There are a bunch of new arguments to Red's TRANSCODE function:

USAGE:
     TRANSCODE src

DESCRIPTION: 
     Translates UTF-8 binary source to values.
     Returns one or several values in a block. 

ARGUMENTS:
     src          [binary! string!]
     {UTF-8 input buffer; string argument will be UTF-8 encoded.}

REFINEMENTS:
     /next        => Translate next complete value (blocks as single value).
     /one         => Translate next complete value, returns the value only.
     /prescan     => Prescans only, do not load values. Returns guessed type.
     /scan        => Scans only, do not load values. Returns recognized type.
     /part        => Translates only part of the input buffer.
         length       [integer! binary!] "Length in bytes or tail position."
     /into        => Optionally provides an output block.
        dst          [block!] 
     /trace       => 
        callback     [function! [
                        event [word!]
                        input [binary! string!]
                        type [word! datatype!]
                        line [integer!]
                        token
                        return: [logic!]
                      ]] 

RETURNS:
    [block!]

I'm not sure exactly how useful the /PRESCAN option is (what good is a "guess" of the type?) But the /SCAN option would offer some bit of efficiency.
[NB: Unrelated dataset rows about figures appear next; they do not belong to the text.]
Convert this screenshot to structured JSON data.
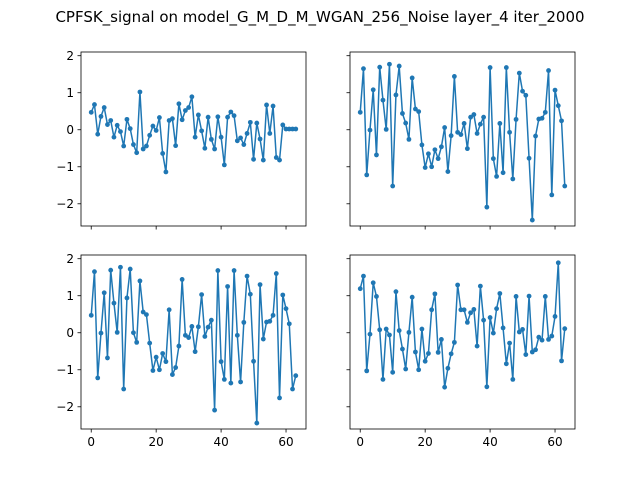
{
  "figure": {
    "title": "CPFSK_signal on model_G_M_D_M_WGAN_256_Noise layer_4 iter_2000"
  },
  "chart_data": [
    {
      "type": "line",
      "panel": "top-left",
      "xlim": [
        -3.15,
        66.15
      ],
      "ylim": [
        -2.6,
        2.1
      ],
      "xticks": [
        0,
        20,
        40,
        60
      ],
      "yticks": [
        -2,
        -1,
        0,
        1,
        2
      ],
      "show_xtick_labels": false,
      "show_ytick_labels": true,
      "color": "#1f77b4",
      "markers": true,
      "x": [
        0,
        1,
        2,
        3,
        4,
        5,
        6,
        7,
        8,
        9,
        10,
        11,
        12,
        13,
        14,
        15,
        16,
        17,
        18,
        19,
        20,
        21,
        22,
        23,
        24,
        25,
        26,
        27,
        28,
        29,
        30,
        31,
        32,
        33,
        34,
        35,
        36,
        37,
        38,
        39,
        40,
        41,
        42,
        43,
        44,
        45,
        46,
        47,
        48,
        49,
        50,
        51,
        52,
        53,
        54,
        55,
        56,
        57,
        58,
        59,
        60,
        61,
        62,
        63
      ],
      "y": [
        0.47,
        0.68,
        -0.12,
        0.36,
        0.6,
        0.14,
        0.25,
        -0.2,
        0.12,
        -0.05,
        -0.44,
        0.28,
        0.03,
        -0.4,
        -0.62,
        1.02,
        -0.52,
        -0.44,
        -0.15,
        0.1,
        -0.02,
        0.33,
        -0.64,
        -1.14,
        0.25,
        0.3,
        -0.43,
        0.7,
        0.27,
        0.52,
        0.6,
        0.89,
        -0.2,
        0.4,
        -0.03,
        -0.5,
        0.34,
        -0.26,
        -0.52,
        0.35,
        -0.2,
        -0.95,
        0.34,
        0.48,
        0.38,
        -0.3,
        -0.22,
        -0.4,
        -0.1,
        0.2,
        -0.8,
        0.18,
        -0.25,
        -0.82,
        0.67,
        -0.1,
        0.64,
        -0.75,
        -0.82,
        0.13,
        0.02,
        0.02,
        0.02,
        0.02
      ]
    },
    {
      "type": "line",
      "panel": "top-right",
      "xlim": [
        -3.15,
        66.15
      ],
      "ylim": [
        -2.6,
        2.1
      ],
      "xticks": [
        0,
        20,
        40,
        60
      ],
      "yticks": [
        -2,
        -1,
        0,
        1,
        2
      ],
      "show_xtick_labels": false,
      "show_ytick_labels": false,
      "color": "#1f77b4",
      "markers": true,
      "x": [
        0,
        1,
        2,
        3,
        4,
        5,
        6,
        7,
        8,
        9,
        10,
        11,
        12,
        13,
        14,
        15,
        16,
        17,
        18,
        19,
        20,
        21,
        22,
        23,
        24,
        25,
        26,
        27,
        28,
        29,
        30,
        31,
        32,
        33,
        34,
        35,
        36,
        37,
        38,
        39,
        40,
        41,
        42,
        43,
        44,
        45,
        46,
        47,
        48,
        49,
        50,
        51,
        52,
        53,
        54,
        55,
        56,
        57,
        58,
        59,
        60,
        61,
        62,
        63
      ],
      "y": [
        0.47,
        1.65,
        -1.22,
        -0.01,
        1.08,
        -0.68,
        1.69,
        0.8,
        0.01,
        1.77,
        -1.52,
        0.94,
        1.72,
        0.44,
        0.18,
        -0.26,
        1.4,
        0.56,
        0.49,
        -0.41,
        -1.02,
        -0.65,
        -1.0,
        -0.54,
        -0.78,
        -0.46,
        0.06,
        -1.13,
        -0.16,
        1.44,
        -0.07,
        -0.13,
        0.17,
        -0.51,
        0.34,
        0.41,
        -0.1,
        0.15,
        0.34,
        -2.09,
        1.68,
        -0.78,
        -1.26,
        0.17,
        -1.16,
        1.68,
        -0.07,
        -1.33,
        0.28,
        1.53,
        1.04,
        0.93,
        -0.77,
        -2.44,
        -0.17,
        0.29,
        0.31,
        0.47,
        1.6,
        -1.76,
        1.07,
        0.65,
        0.24,
        -1.52
      ]
    },
    {
      "type": "line",
      "panel": "bottom-left",
      "xlim": [
        -3.15,
        66.15
      ],
      "ylim": [
        -2.6,
        2.1
      ],
      "xticks": [
        0,
        20,
        40,
        60
      ],
      "yticks": [
        -2,
        -1,
        0,
        1,
        2
      ],
      "show_xtick_labels": true,
      "show_ytick_labels": true,
      "color": "#1f77b4",
      "markers": true,
      "x": [
        0,
        1,
        2,
        3,
        4,
        5,
        6,
        7,
        8,
        9,
        10,
        11,
        12,
        13,
        14,
        15,
        16,
        17,
        18,
        19,
        20,
        21,
        22,
        23,
        24,
        25,
        26,
        27,
        28,
        29,
        30,
        31,
        32,
        33,
        34,
        35,
        36,
        37,
        38,
        39,
        40,
        41,
        42,
        43,
        44,
        45,
        46,
        47,
        48,
        49,
        50,
        51,
        52,
        53,
        54,
        55,
        56,
        57,
        58,
        59,
        60,
        61,
        62,
        63
      ],
      "y": [
        0.47,
        1.65,
        -1.22,
        -0.01,
        1.08,
        -0.68,
        1.69,
        0.8,
        0.01,
        1.77,
        -1.52,
        0.94,
        1.72,
        0.0,
        -0.26,
        1.4,
        0.56,
        0.49,
        -0.28,
        -1.02,
        -0.66,
        -1.0,
        -0.56,
        -0.78,
        0.62,
        -1.13,
        -0.94,
        -0.36,
        1.44,
        -0.07,
        -0.13,
        0.17,
        -0.51,
        0.16,
        1.03,
        -0.1,
        0.15,
        0.34,
        -2.09,
        1.68,
        -0.78,
        -1.26,
        1.25,
        -1.36,
        1.68,
        -0.07,
        -1.33,
        0.28,
        1.53,
        1.04,
        -0.77,
        -2.44,
        1.3,
        -0.17,
        0.29,
        0.31,
        0.47,
        1.6,
        -1.76,
        1.02,
        0.65,
        0.24,
        -1.52,
        -1.16
      ]
    },
    {
      "type": "line",
      "panel": "bottom-right",
      "xlim": [
        -3.15,
        66.15
      ],
      "ylim": [
        -2.6,
        2.1
      ],
      "xticks": [
        0,
        20,
        40,
        60
      ],
      "yticks": [
        -2,
        -1,
        0,
        1,
        2
      ],
      "show_xtick_labels": true,
      "show_ytick_labels": false,
      "color": "#1f77b4",
      "markers": true,
      "x": [
        0,
        1,
        2,
        3,
        4,
        5,
        6,
        7,
        8,
        9,
        10,
        11,
        12,
        13,
        14,
        15,
        16,
        17,
        18,
        19,
        20,
        21,
        22,
        23,
        24,
        25,
        26,
        27,
        28,
        29,
        30,
        31,
        32,
        33,
        34,
        35,
        36,
        37,
        38,
        39,
        40,
        41,
        42,
        43,
        44,
        45,
        46,
        47,
        48,
        49,
        50,
        51,
        52,
        53,
        54,
        55,
        56,
        57,
        58,
        59,
        60,
        61,
        62,
        63
      ],
      "y": [
        1.19,
        1.53,
        -1.03,
        -0.04,
        1.35,
        0.98,
        0.08,
        -1.26,
        0.1,
        -0.06,
        -1.07,
        1.11,
        0.06,
        -0.44,
        -0.98,
        0.01,
        0.96,
        -0.52,
        -1.0,
        0.1,
        -0.77,
        -0.56,
        0.62,
        1.05,
        -0.53,
        -0.18,
        -1.47,
        -0.96,
        -0.57,
        -0.26,
        1.29,
        0.62,
        0.62,
        0.28,
        0.54,
        0.63,
        -0.36,
        1.26,
        0.34,
        -1.46,
        0.41,
        -0.01,
        0.65,
        1.06,
        0.13,
        -0.84,
        -0.28,
        -1.26,
        0.98,
        0.02,
        0.09,
        -0.59,
        0.99,
        -0.52,
        -0.46,
        -0.12,
        -0.2,
        0.98,
        -0.18,
        -0.09,
        0.44,
        1.89,
        -0.76,
        0.11
      ]
    }
  ]
}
It would mean instead of one call to TRANSCODE followed by a datatype test, there'd be two calls

The first as TRANSCODE/SCAN to get the datatype (but not synthesize a value from it)
A second call to scan again and get the value

We assume the idle mode of scanning without producing anything can be fast.
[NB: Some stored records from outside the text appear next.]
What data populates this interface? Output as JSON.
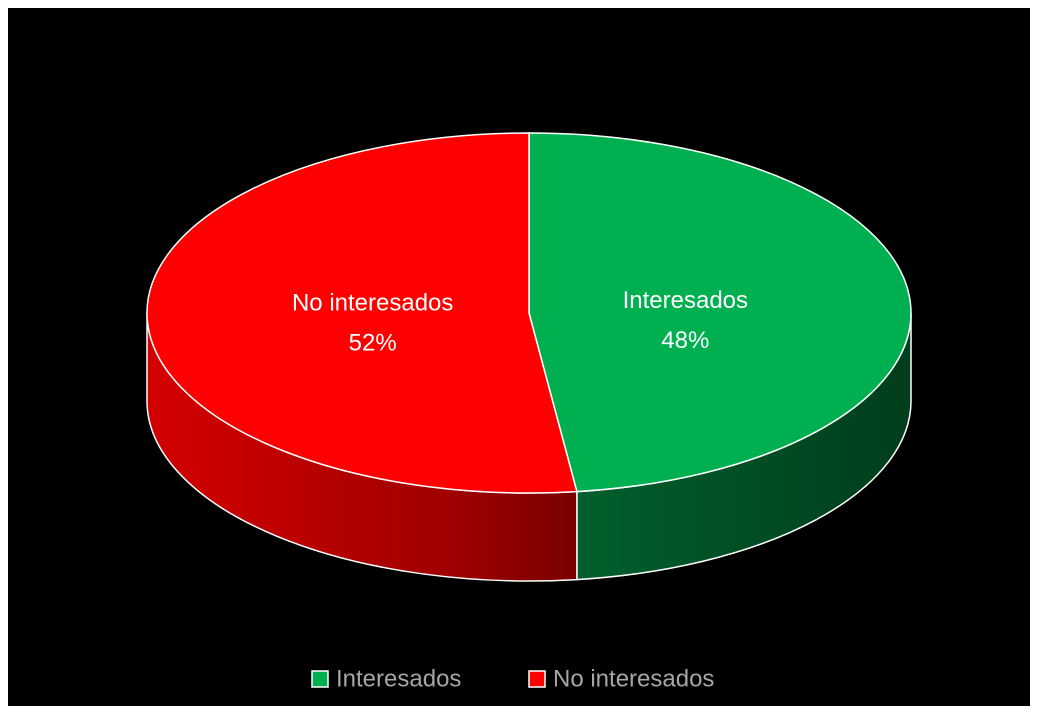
{
  "chart_data": {
    "type": "pie",
    "categories": [
      "Interesados",
      "No interesados"
    ],
    "values": [
      48,
      52
    ],
    "value_labels": [
      "48%",
      "52%"
    ],
    "colors": [
      "#00b050",
      "#ff0000"
    ],
    "legend": "bottom"
  }
}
I would suggest the scan feature be transcode/types so it worked more generally, not just with /NEXT.

>> transcode/types [1 a [b]]
== [#[datatype! integer!] #[datatype! word!] #[datatype! block!]]
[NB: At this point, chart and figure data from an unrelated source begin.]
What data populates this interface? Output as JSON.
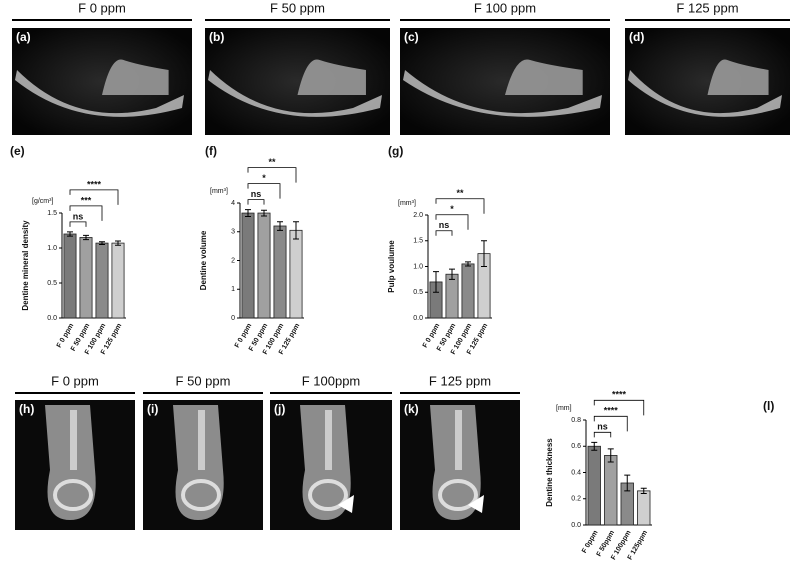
{
  "top_images": {
    "headers": [
      "F 0 ppm",
      "F 50 ppm",
      "F 100 ppm",
      "F 125 ppm"
    ],
    "labels": [
      "(a)",
      "(b)",
      "(c)",
      "(d)"
    ]
  },
  "bottom_images": {
    "headers": [
      "F 0 ppm",
      "F 50 ppm",
      "F 100ppm",
      "F 125 ppm"
    ],
    "labels": [
      "(h)",
      "(i)",
      "(j)",
      "(k)"
    ]
  },
  "chart_data": [
    {
      "type": "bar",
      "panel": "(e)",
      "unit": "[g/cm³]",
      "y_label": "Dentine mineral density",
      "categories": [
        "F 0 ppm",
        "F 50 ppm",
        "F 100 ppm",
        "F 125 ppm"
      ],
      "values": [
        1.2,
        1.15,
        1.07,
        1.07
      ],
      "errors": [
        0.03,
        0.03,
        0.02,
        0.03
      ],
      "colors": [
        "#7a7a7a",
        "#a0a0a0",
        "#8a8a8a",
        "#cfcfcf"
      ],
      "ylim": [
        0,
        1.5
      ],
      "yticks": [
        {
          "value": 0,
          "label": "0.0"
        },
        {
          "value": 0.5,
          "label": "0.5"
        },
        {
          "value": 1,
          "label": "1.0"
        },
        {
          "value": 1.5,
          "label": "1.5"
        }
      ],
      "annotations": [
        "ns",
        "***",
        "****"
      ]
    },
    {
      "type": "bar",
      "panel": "(f)",
      "unit": "[mm³]",
      "y_label": "Dentine volume",
      "categories": [
        "F 0 ppm",
        "F 50 ppm",
        "F 100 ppm",
        "F 125 ppm"
      ],
      "values": [
        3.65,
        3.65,
        3.2,
        3.05
      ],
      "errors": [
        0.12,
        0.1,
        0.15,
        0.3
      ],
      "colors": [
        "#7a7a7a",
        "#a0a0a0",
        "#8a8a8a",
        "#cfcfcf"
      ],
      "ylim": [
        0,
        4
      ],
      "yticks": [
        0,
        1,
        2,
        3,
        4
      ],
      "annotations": [
        "ns",
        "*",
        "**"
      ]
    },
    {
      "type": "bar",
      "panel": "(g)",
      "unit": "[mm³]",
      "y_label": "Pulp voulume",
      "categories": [
        "F 0 ppm",
        "F 50 ppm",
        "F 100 ppm",
        "F 125 ppm"
      ],
      "values": [
        0.7,
        0.85,
        1.05,
        1.25
      ],
      "errors": [
        0.2,
        0.1,
        0.04,
        0.25
      ],
      "colors": [
        "#7a7a7a",
        "#a0a0a0",
        "#8a8a8a",
        "#cfcfcf"
      ],
      "ylim": [
        0,
        2
      ],
      "yticks": [
        {
          "value": 0,
          "label": "0.0"
        },
        {
          "value": 0.5,
          "label": "0.5"
        },
        {
          "value": 1,
          "label": "1.0"
        },
        {
          "value": 1.5,
          "label": "1.5"
        },
        {
          "value": 2,
          "label": "2.0"
        }
      ],
      "annotations": [
        "ns",
        "*",
        "**"
      ]
    },
    {
      "type": "bar",
      "panel": "(l)",
      "unit": "[mm]",
      "y_label": "Dentine thickness",
      "categories": [
        "F 0ppm",
        "F 50ppm",
        "F 100ppm",
        "F 125ppm"
      ],
      "values": [
        0.6,
        0.53,
        0.32,
        0.26
      ],
      "errors": [
        0.03,
        0.05,
        0.06,
        0.02
      ],
      "colors": [
        "#7a7a7a",
        "#a0a0a0",
        "#8a8a8a",
        "#cfcfcf"
      ],
      "ylim": [
        0,
        0.8
      ],
      "yticks": [
        {
          "value": 0,
          "label": "0.0"
        },
        {
          "value": 0.2,
          "label": "0.2"
        },
        {
          "value": 0.4,
          "label": "0.4"
        },
        {
          "value": 0.6,
          "label": "0.6"
        },
        {
          "value": 0.8,
          "label": "0.8"
        }
      ],
      "annotations": [
        "ns",
        "****",
        "****"
      ]
    }
  ]
}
_{(When I figure out the story of datatypes, there are going to be a lot of forum posts fixing up the above ugly notation.)}

But What About The Synthesis Of Unused Values?

This is a bit of a pickle. We don't know if you're going to use the product or not.

UPARSE's design has values bubbling out the top, and no line of communication to be aware of whether what it produces will be used:

>> uparse "[a] (b)" [block! group!] 
== (b)

You might think that when the block! rule is going to be run, UPARSE could notice it wasn't at the end and send some kind of signal to the BLOCK! combinator that it doesn't have to synthesize an output. But there's no a-priori psychic power saying that GROUP! hasn't been configured to evaluate to void. Until the combinator gets looked up and run, it's potentially the same situation as this:

>> uparse "[a] (b)" [block! void] 
== [a]

It Seems We Have Two Choices

We can assume that a plain DATATYPE! intends to synthesize a value, and use a different combinator to say you only want to match the type:

>> uparse "[a b c]" [scan block!]
== #[datatype! block!]  ; cheap (but useful) return value, no series synthesis

>> uparse "[a b c]" [block!]
== [a b c]

We can reverse it and say that by default it does the cheap thing, and you have to explicitly ask to get the expensive thing:
```
>> uparse "[a b c]" [block!]
== #[datatype! block!]

>> uparse "[a b c]" [scan block!]
== [a b c]
```

Looked at in isolation, it might seem like (2) would be the obvious winner.

The thorn is that this would be a pretty notable divergence from how array parsing works, which I would basically call non-negotiable:

>> uparse [[a b c]] [x: block!]

>> x
== [a b c]

So is there actually an option 3?

Make lone datatype! an error, and have two distinct operations for transcoding:

>> uparse "[a b c]" [block!]
** Error: On string input, use either TRANSCODE BLOCK! or SCAN BLOCK!

>> uparse "[a b c]" [transcode block!]
== [a b c]

>> uparse "[a b c]" [scan block!]
== [a b c]

Urg. That kind of sucks.

I think the answer is to accept option (1) being suboptimal performance, allowing those who are performance-minded to tune it. There's no overt harm by scanning things you throw away, it's just wasteful.